Os cientistas descobriram como roubar impressões digitais a partir do som de deslizar em um smartphone

Um grupo de cientistas americanos e chineses desenvolveu a técnica PrintListener, que permite reconstruir o padrão de linha papilar que compõe uma impressão digital humana, analisando o som que ela faz ao deslizar, ou seja, deslizar por uma tela sensível ao toque.
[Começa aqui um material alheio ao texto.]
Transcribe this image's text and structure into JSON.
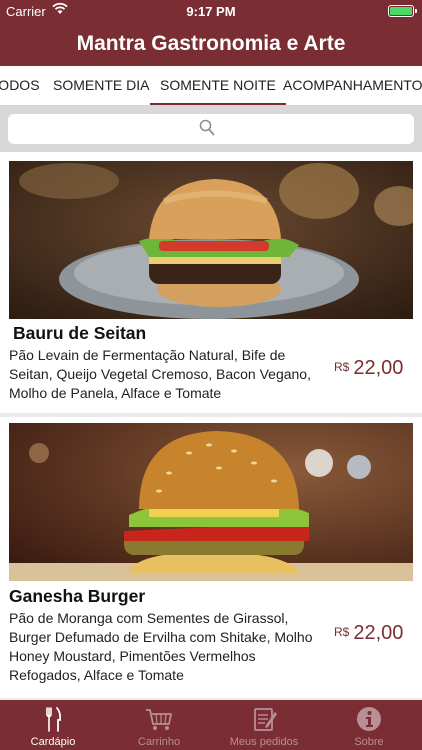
{
  "status_bar": {
    "carrier": "Carrier",
    "time": "9:17 PM"
  },
  "header": {
    "title": "Mantra Gastronomia e Arte"
  },
  "tabs": [
    {
      "label": "TODOS"
    },
    {
      "label": "SOMENTE DIA"
    },
    {
      "label": "SOMENTE NOITE",
      "active": true
    },
    {
      "label": "ACOMPANHAMENTOS"
    }
  ],
  "search": {
    "placeholder": ""
  },
  "menu_items": [
    {
      "name": "Bauru de Seitan",
      "description": "Pão Levain de Fermentação Natural, Bife de Seitan, Queijo Vegetal Cremoso, Bacon Vegano, Molho de Panela, Alface e Tomate",
      "currency": "R$",
      "price": "22,00"
    },
    {
      "name": "Ganesha Burger",
      "description": "Pão de Moranga com Sementes de Girassol, Burger Defumado de Ervilha com Shitake, Molho Honey Moustard, Pimentões Vermelhos Refogados, Alface e Tomate",
      "currency": "R$",
      "price": "22,00"
    }
  ],
  "tab_bar": [
    {
      "label": "Cardápio",
      "icon": "cutlery-icon",
      "active": true
    },
    {
      "label": "Carrinho",
      "icon": "cart-icon"
    },
    {
      "label": "Meus pedidos",
      "icon": "orders-icon"
    },
    {
      "label": "Sobre",
      "icon": "info-icon"
    }
  ],
  "colors": {
    "brand": "#7a2d33",
    "accent_text": "#7a2d33",
    "background": "#ebebeb"
  }
}
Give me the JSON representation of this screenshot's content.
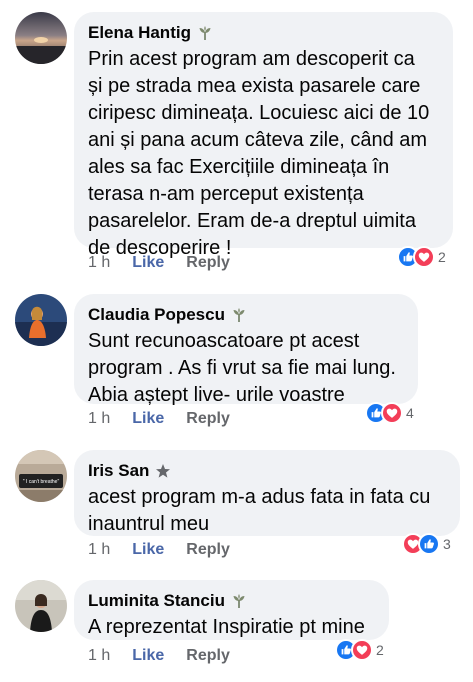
{
  "comments": [
    {
      "author": "Elena Hantig",
      "badge_icon": "top-fan-badge-icon",
      "text": "Prin acest program am descoperit ca\nși pe strada mea exista pasarele care\nciripesc dimineața. Locuiesc aici de 10\nani și pana acum câteva zile, când am\nales sa fac Exercițiile dimineața în\nterasa n-am perceput existența\npasarelelor. Eram de-a dreptul uimita\nde descoperire !",
      "time": "1 h",
      "like": "Like",
      "reply": "Reply",
      "reaction_count": "2",
      "reaction_order": [
        "like",
        "love"
      ]
    },
    {
      "author": "Claudia Popescu",
      "badge_icon": "top-fan-badge-icon",
      "text": "Sunt recunoascatoare pt acest\nprogram . As fi vrut sa fie mai lung.\nAbia aștept live- urile voastre",
      "time": "1 h",
      "like": "Like",
      "reply": "Reply",
      "reaction_count": "4",
      "reaction_order": [
        "like",
        "love"
      ]
    },
    {
      "author": "Iris San",
      "badge_icon": "star-badge-icon",
      "avatar_text": "\" I can't breathe\"",
      "text": "acest program m-a adus fata in fata cu\ninauntrul meu",
      "time": "1 h",
      "like": "Like",
      "reply": "Reply",
      "reaction_count": "3",
      "reaction_order": [
        "love",
        "like"
      ]
    },
    {
      "author": "Luminita Stanciu",
      "badge_icon": "top-fan-badge-icon",
      "text": "A reprezentat Inspiratie pt mine",
      "time": "1 h",
      "like": "Like",
      "reply": "Reply",
      "reaction_count": "2",
      "reaction_order": [
        "like",
        "love"
      ]
    }
  ],
  "colors": {
    "bubble": "#f0f2f5",
    "like_link": "#4a67a8",
    "meta": "#65676b",
    "react_like": "#1877f2",
    "react_love": "#f33e58"
  }
}
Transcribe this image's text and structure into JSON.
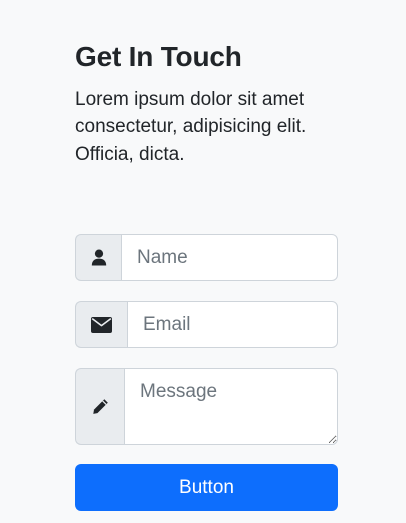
{
  "contact": {
    "title": "Get In Touch",
    "description": "Lorem ipsum dolor sit amet consectetur, adipisicing elit. Officia, dicta."
  },
  "form": {
    "name_placeholder": "Name",
    "email_placeholder": "Email",
    "message_placeholder": "Message",
    "submit_label": "Button"
  },
  "icons": {
    "name": "user-icon",
    "email": "envelope-icon",
    "message": "pencil-icon"
  },
  "colors": {
    "background": "#f8f9fa",
    "addon_background": "#e9ecef",
    "border": "#ced4da",
    "button": "#0d6efd",
    "button_text": "#ffffff",
    "text": "#212529",
    "placeholder": "#6c757d"
  }
}
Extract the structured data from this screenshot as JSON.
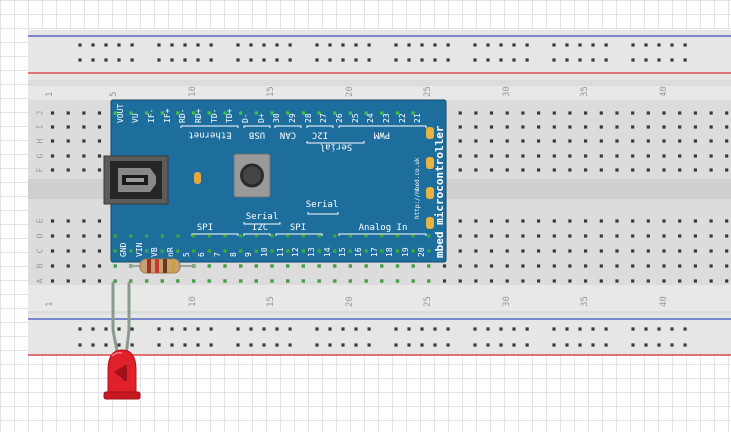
{
  "breadboard": {
    "row_letters_top": [
      "J",
      "I",
      "H",
      "G",
      "F"
    ],
    "row_letters_bottom": [
      "E",
      "D",
      "C",
      "B",
      "A"
    ],
    "column_numbers": [
      "1",
      "5",
      "10",
      "15",
      "20",
      "25",
      "30",
      "35",
      "40"
    ]
  },
  "mbed": {
    "top_pins": [
      "VOUT",
      "VU",
      "IF-",
      "IF+",
      "RD-",
      "RD+",
      "TD-",
      "TD+",
      "D-",
      "D+",
      "30",
      "29",
      "28",
      "27",
      "26",
      "25",
      "24",
      "23",
      "22",
      "21"
    ],
    "bottom_pins": [
      "GND",
      "VIN",
      "VB",
      "nR",
      "5",
      "6",
      "7",
      "8",
      "9",
      "10",
      "11",
      "12",
      "13",
      "14",
      "15",
      "16",
      "17",
      "18",
      "19",
      "20"
    ],
    "top_groups": [
      "Ethernet",
      "USB",
      "CAN",
      "I2C",
      "PWM"
    ],
    "top_serial": "Serial",
    "bottom_groups": [
      "SPI",
      "I2C",
      "SPI",
      "Analog In"
    ],
    "bottom_serial_left": "Serial",
    "bottom_serial_right": "Serial",
    "url": "http://mbed.co.uk",
    "brand": "mbed microcontroller"
  },
  "colors": {
    "board_blue": "#1d6e9c",
    "led_red": "#e0202a",
    "rail_red": "#d8312f",
    "rail_blue": "#3a4fc4",
    "wire_gray": "#8c9a8c",
    "connected_green": "#3da63d"
  }
}
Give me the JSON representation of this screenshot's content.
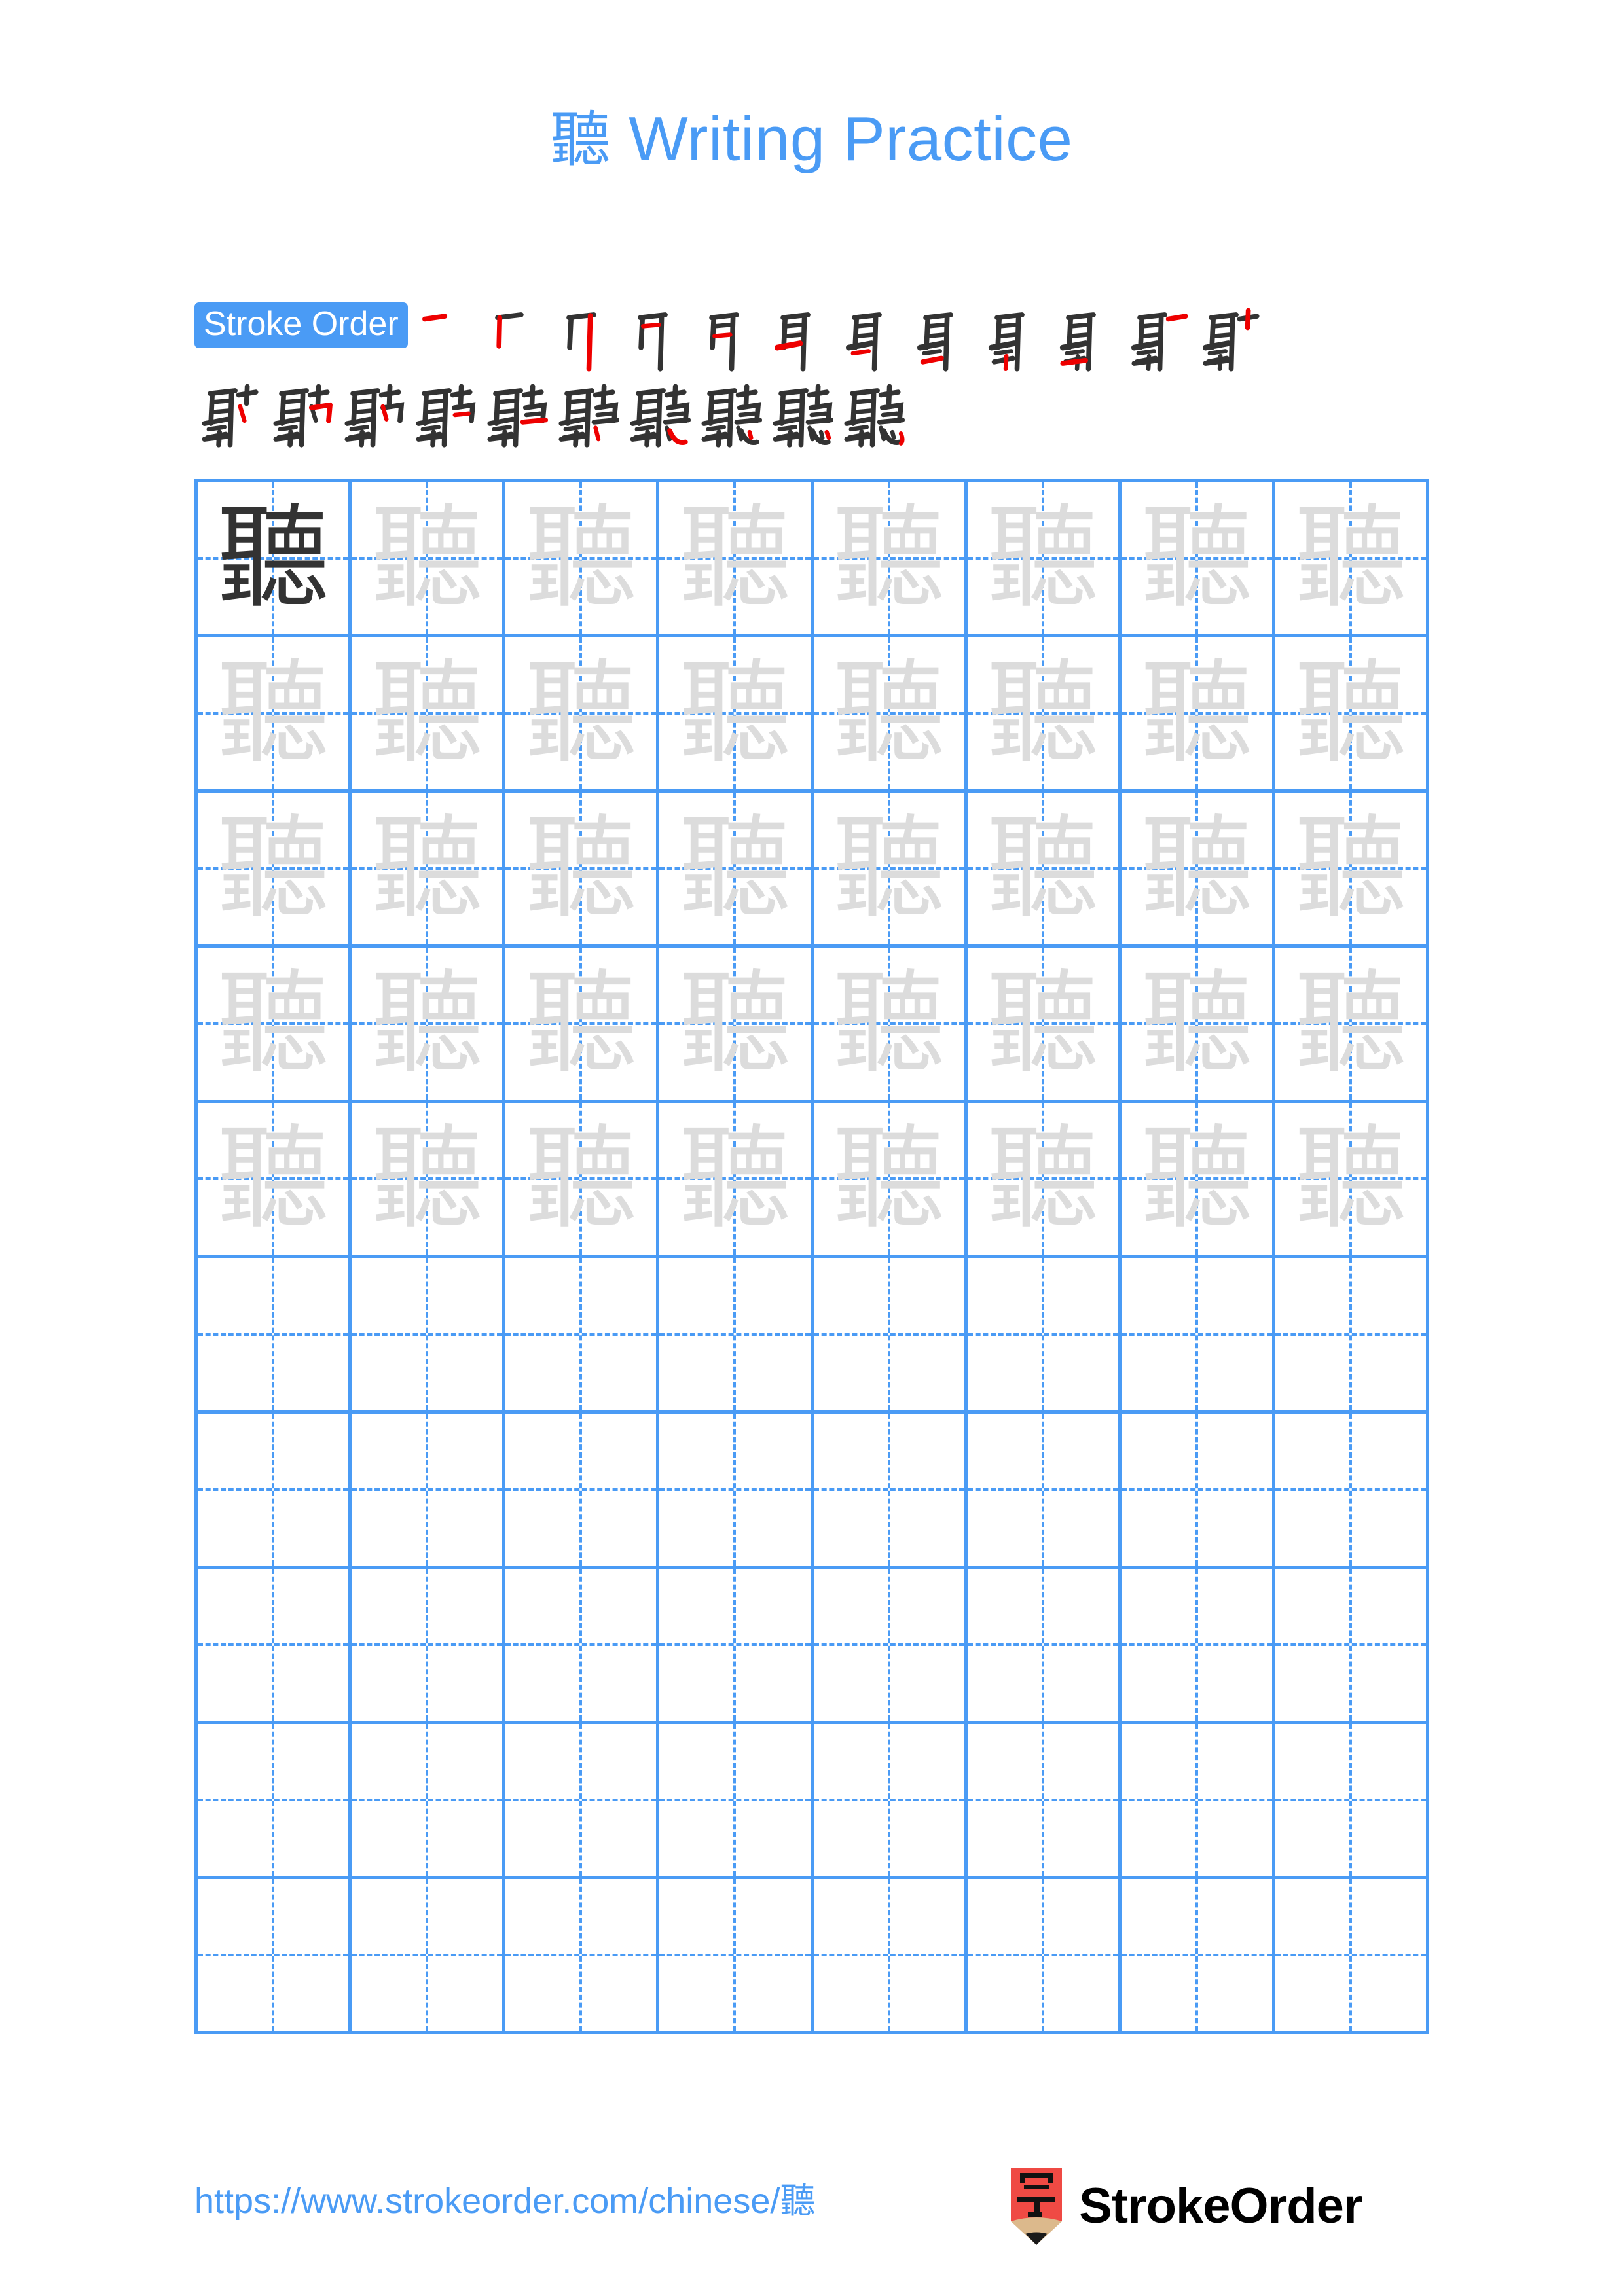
{
  "page": {
    "character": "聽",
    "title_suffix": " Writing Practice",
    "background_color": "#ffffff",
    "accent_color": "#4a9bf5",
    "trace_color": "#dcdcdc",
    "dark_color": "#333333",
    "stroke_new_color": "#ee0000",
    "stroke_old_color": "#333333"
  },
  "header": {
    "title_character": "聽",
    "title_text": "Writing Practice"
  },
  "stroke_order": {
    "badge_label": "Stroke Order",
    "total_strokes": 22,
    "row1_count": 12,
    "row2_count": 10,
    "characters_row1": [
      "一",
      "丆",
      "丌",
      "月",
      "月",
      "耳",
      "耳",
      "耳",
      "耳",
      "耵",
      "耵",
      "耺"
    ],
    "characters_row2": [
      "耺",
      "聍",
      "聍",
      "聍",
      "聽",
      "聽",
      "聽",
      "聽",
      "聽",
      "聽"
    ]
  },
  "practice_grid": {
    "columns": 8,
    "rows": 10,
    "character": "聽",
    "filled_rows": 5,
    "blank_rows": 5,
    "first_cell_style": "dark",
    "trace_cell_style": "trace",
    "rows_data": [
      [
        "dark",
        "trace",
        "trace",
        "trace",
        "trace",
        "trace",
        "trace",
        "trace"
      ],
      [
        "trace",
        "trace",
        "trace",
        "trace",
        "trace",
        "trace",
        "trace",
        "trace"
      ],
      [
        "trace",
        "trace",
        "trace",
        "trace",
        "trace",
        "trace",
        "trace",
        "trace"
      ],
      [
        "trace",
        "trace",
        "trace",
        "trace",
        "trace",
        "trace",
        "trace",
        "trace"
      ],
      [
        "trace",
        "trace",
        "trace",
        "trace",
        "trace",
        "trace",
        "trace",
        "trace"
      ],
      [
        "blank",
        "blank",
        "blank",
        "blank",
        "blank",
        "blank",
        "blank",
        "blank"
      ],
      [
        "blank",
        "blank",
        "blank",
        "blank",
        "blank",
        "blank",
        "blank",
        "blank"
      ],
      [
        "blank",
        "blank",
        "blank",
        "blank",
        "blank",
        "blank",
        "blank",
        "blank"
      ],
      [
        "blank",
        "blank",
        "blank",
        "blank",
        "blank",
        "blank",
        "blank",
        "blank"
      ],
      [
        "blank",
        "blank",
        "blank",
        "blank",
        "blank",
        "blank",
        "blank",
        "blank"
      ]
    ]
  },
  "footer": {
    "url": "https://www.strokeorder.com/chinese/聽",
    "logo_glyph": "字",
    "logo_text": "StrokeOrder",
    "logo_body_color": "#ef4a44",
    "logo_wood_color": "#dcb98c",
    "logo_tip_color": "#1a1a1a"
  }
}
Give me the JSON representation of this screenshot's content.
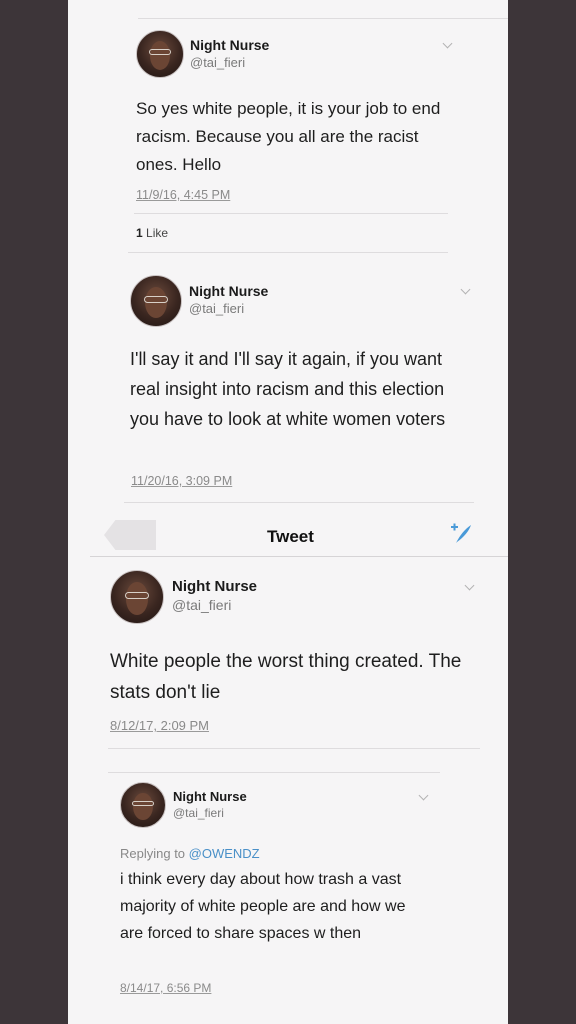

Fonte da imagem: Lukenn Sabellano / unsplash.com

A tecnologia de segurança baseada em impressões digitais é agora difundida e confiável – se continuar a crescer ao ritmo atual, o mercado de soluções de autenticação de impressões digitais atingirá quase 100 mil milhões de dólares até 2032. Ao mesmo tempo, há uma consciência crescente de que os atacantes podem tentar obter impressões digitais. roubo, e as pessoas estão cada vez menos propensas a mostrar as mãos em fotografias.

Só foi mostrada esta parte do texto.